Karin mengemasi barang barangnya, bersiap untuk meninggalkan rumah ini. Dia tidak bisa menghentikan Dea, memahaminya ataupun memaklumi semua perbuatan Dea. Karena baginya itu tetap saja sebuah kejahatan. Karin ingin anaknya itu mendapatkan hukuman untuk apa yang dilakukannya. Walaupun masih berusia tigabelas tahun tetap saja Dea harus tau bahwa apa yang dilakukannya itu salah.
Karin yakin pasti ada pertanggung jawaban untuk Dea meski anaknya itu dibawah umur.

Sebuah koper besar yang dibawanya terhenti, Karin melihat kebelakang, Dea, anaknya sudah berdiri tepat dibelakangnya, menyangga kopernya dengan kakinya lalu mata yang menyorot heran dan bingung padanya. Karin berusaha tenang.

"Ma, kemana?" Tanya Dea.

"Nenek kamu sakit, Paman kamu menelepon mama jika Nenek sekarang berada dirumah sakit." Jawabnya.

"Aku ikut."

"Tidak usah sayang, kamu besok sekolah." Yakinnya.

Jika Dea ikut, maka itu sama seperti membawa kematian dengannya.

"Aku ikut."

Karin refleks mundur saat Dea maju kedepannya. Karin melihat jika Dea sudah mulai aneh. Kenapa sekarang hal hal seperti ini baru terlihat olehnya? Mata anaknya tajam, gelap, juga redup. Dia tidak terlihat seperti anak seusianya yang cerah. Dia.. kenapa?

"Dea." Panggil Karin.

"Dea sayang." Panggilnya lagi saat melihat Dea tidak berhenti maju padahal Karin sudah hampir berada didepan pintu.

Tangannya sampai pada kenop pintu, Karin bersiap membukanya. Kopernya sudah tidak dipedulikannya lagi, berbalik, lalu sebuah vas bunga mengenai kepalanya. Dan gelap.

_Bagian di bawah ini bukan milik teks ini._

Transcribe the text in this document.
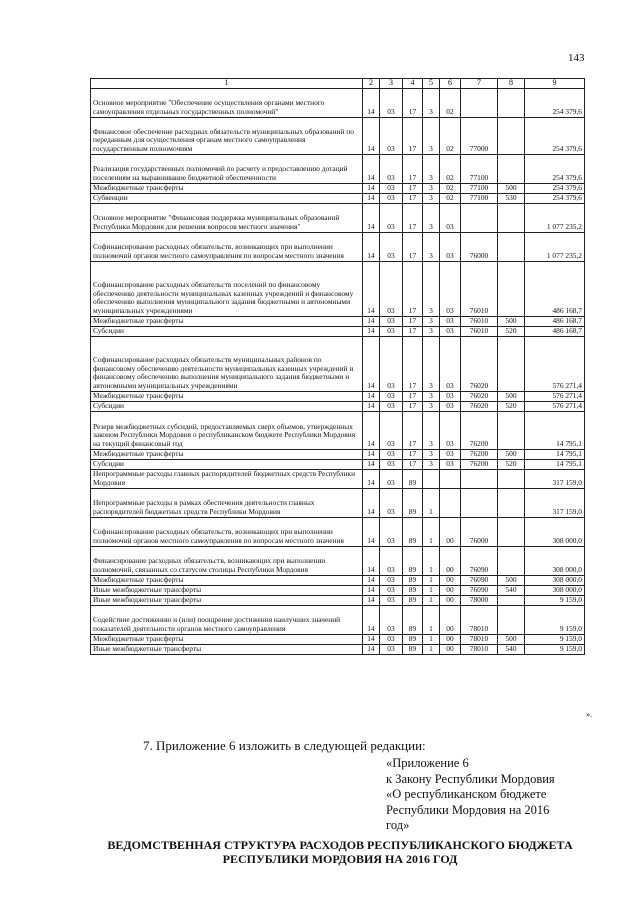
143
1	2	3	4	5	6	7	8	9
Основное мероприятие "Обеспечение осуществления органами местного самоуправления отдельных государственных полномочий"	14	03	17	3	02			254 379,6
Финансовое обеспечение расходных обязательств муниципальных образований по переданным для осуществления органам местного самоуправления государственным полномочиям	14	03	17	3	02	77000		254 379,6
Реализация государственных полномочий по расчету и предоставлению дотаций поселениям на выравнивание бюджетной обеспеченности	14	03	17	3	02	77100		254 379,6
Межбюджетные трансферты	14	03	17	3	02	77100	500	254 379,6
Субвенции	14	03	17	3	02	77100	530	254 379,6
Основное мероприятие "Финансовая поддержка муниципальных образований Республики Мордовия для решения вопросов местного значения"	14	03	17	3	03			1 077 235,2
Софинансирование расходных обязательств, возникающих при выполнении полномочий органов местного самоуправления по вопросам местного значения	14	03	17	3	03	76000		1 077 235,2
Софинансирование расходных обязательств поселений по финансовому обеспечению деятельности муниципальных казенных учреждений и финансовому обеспечению выполнения муниципального задания бюджетными и автономными муниципальных учреждениями	14	03	17	3	03	76010		486 168,7
Межбюджетные трансферты	14	03	17	3	03	76010	500	486 168,7
Субсидии	14	03	17	3	03	76010	520	486 168,7
Софинансирование расходных обязательств муниципальных районов по финансовому обеспечению деятельности муниципальных казенных учреждений и финансовому обеспечению выполнения муниципального задания бюджетными и автономными муниципальных учреждениями	14	03	17	3	03	76020		576 271,4
Межбюджетные трансферты	14	03	17	3	03	76020	500	576 271,4
Субсидии	14	03	17	3	03	76020	520	576 271,4
Резерв межбюджетных субсидий, предоставляемых сверх объемов, утвержденных законом Республики Мордовия о республиканском бюджете Республики Мордовия на текущий финансовый год	14	03	17	3	03	76200		14 795,1
Межбюджетные трансферты	14	03	17	3	03	76200	500	14 795,1
Субсидии	14	03	17	3	03	76200	520	14 795,1
Непрограммные расходы главных распорядителей бюджетных средств Республики Мордовия	14	03	89					317 159,0
Непрограммные расходы в рамках обеспечения деятельности главных распорядителей бюджетных средств Республики Мордовия	14	03	89	1				317 159,0
Софинансирование расходных обязательств, возникающих при выполнении полномочий органов местного самоуправления по вопросам местного значения	14	03	89	1	00	76000		308 000,0
Финансирование расходных обязательств, возникающих при выполнении полномочий, связанных со статусом столицы Республики Мордовия	14	03	89	1	00	76090		308 000,0
Межбюджетные трансферты	14	03	89	1	00	76090	500	308 000,0
Иные межбюджетные трансферты	14	03	89	1	00	76090	540	308 000,0
Иные межбюджетные трансферты	14	03	89	1	00	78000		9 159,0
Содействие достижению и (или) поощрение достижения наилучших значений показателей деятельности органов местного самоуправления	14	03	89	1	00	78010		9 159,0
Межбюджетные трансферты	14	03	89	1	00	78010	500	9 159,0
Иные межбюджетные трансферты	14	03	89	1	00	78010	540	9 159,0
».
7. Приложение 6 изложить в следующей редакции:
«Приложение 6
к Закону Республики Мордовия
«О республиканском бюджете
Республики Мордовия на 2016
год»
ВЕДОМСТВЕННАЯ СТРУКТУРА РАСХОДОВ РЕСПУБЛИКАНСКОГО БЮДЖЕТА
РЕСПУБЛИКИ МОРДОВИЯ НА 2016 ГОД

Tama yang berdiri didepan pintu melirik pada istri dan sebuah vas yang berserakan. Vas bunga  yang baru saja dibelinya untuk koleksi terbaru istrinya sudah hancur dikepala sang istri.

Ah, harusnya itu akan jadi vas ke tigapuluh istrinya, dan harusnya vas itu istimewa karena merupakan vas terakhir yang langsung mengenai kepala Karin.

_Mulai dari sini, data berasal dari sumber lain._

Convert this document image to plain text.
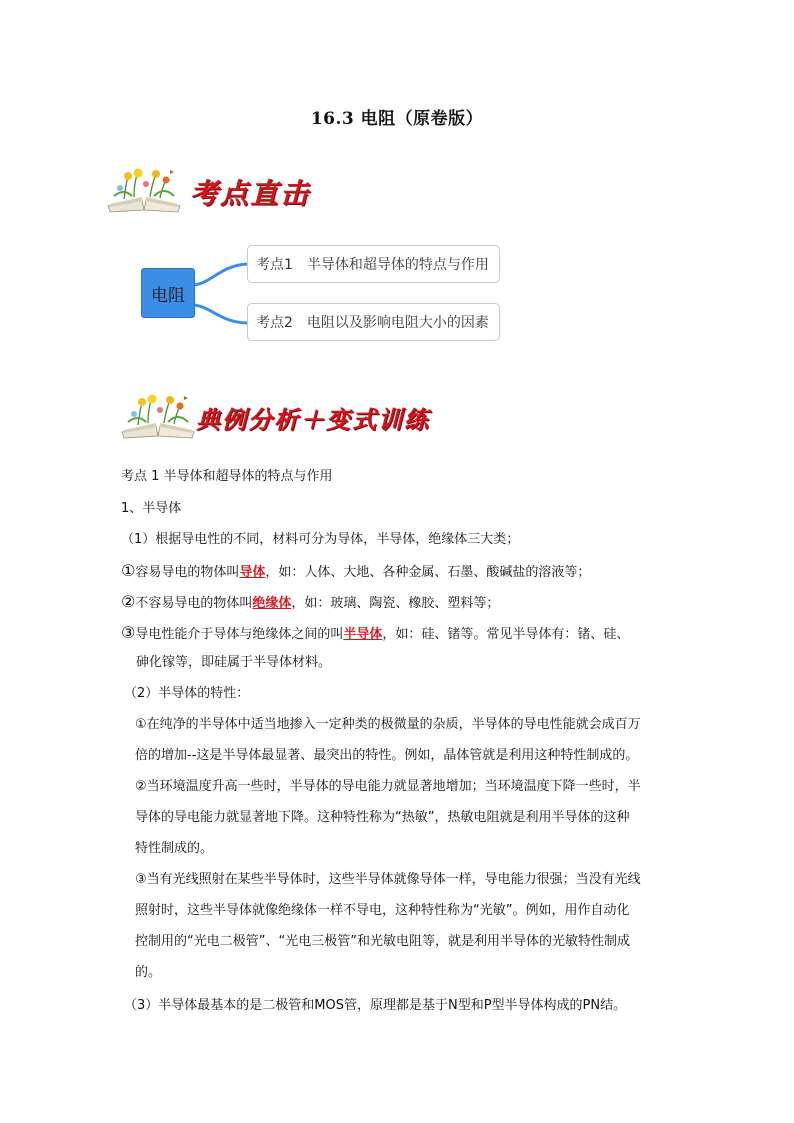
16.3 电阻（原卷版）
考点直击
电阻
考点1 半导体和超导体的特点与作用
考点2 电阻以及影响电阻大小的因素
典例分析＋变式训练
考点 1 半导体和超导体的特点与作用
1、半导体
（1）根据导电性的不同，材料可分为导体，半导体，绝缘体三大类；
①容易导电的物体叫导体，如：人体、大地、各种金属、石墨、酸碱盐的溶液等；
②不容易导电的物体叫绝缘体，如：玻璃、陶瓷、橡胶、塑料等；
③导电性能介于导体与绝缘体之间的叫半导体，如：硅、锗等。常见半导体有：锗、硅、
砷化镓等，即硅属于半导体材料。
（2）半导体的特性：
①在纯净的半导体中适当地掺入一定种类的极微量的杂质，半导体的导电性能就会成百万
倍的增加--这是半导体最显著、最突出的特性。例如，晶体管就是利用这种特性制成的。
②当环境温度升高一些时，半导体的导电能力就显著地增加；当环境温度下降一些时，半
导体的导电能力就显著地下降。这种特性称为“热敏”，热敏电阻就是利用半导体的这种
特性制成的。
③当有光线照射在某些半导体时，这些半导体就像导体一样，导电能力很强；当没有光线
照射时，这些半导体就像绝缘体一样不导电，这种特性称为“光敏”。例如，用作自动化
控制用的“光电二极管”、“光电三极管”和光敏电阻等，就是利用半导体的光敏特性制成
的。
（3）半导体最基本的是二极管和MOS管，原理都是基于N型和P型半导体构成的PN结。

Dea dan Tama saling berpandangan sebelum mereka membawa Karin kesuatu tempat.

***

Levan duduk disamping seorang wanita yang tampak seperti tidur, berbagai alat medis terpasang dibeberapa bagian tubuhnya. Levan tersenyum tipis, setidaknya walaupum belum sadar wanita didepannya ini sudah lebih baik dari sebelum dia menemukannya. Lima tahun, waktu yang cukup lama hanya untuk membuat wanita didepannya ini trauma, atau mungkin lebih dari itu. Levan masih belum tau bagaimana wanita didepannya ini bertahan selama itu, tubuhnya kurus, jelas sekali, mana mungkin mereka memberi makan yang cukup, berbagai bekas luka ada pada tubuhnya. Pertama kali menemukannya saja Levan sangat prihatin, mengerikan. Saat itu wanita didepannya ini dalam keadaan terikat, kakinya juga sudah memerah bahkan mengeluarkan darah karena besi yang menyangga kakinya. Lalu tangannya, melihat itu Levan lagi lagi emosi. Dia harus segera memasukkan mereka berdua kedalam penjara, mendapatkan hukuman mati untuk apa yang sudah dilakukannya selama ini. Lima tahun, lima tahun sudah cukup lama untuk membiarkan mereka melakukan apapun yang diinginkannya. Sekarang waktunya untuk membuat mereka jera.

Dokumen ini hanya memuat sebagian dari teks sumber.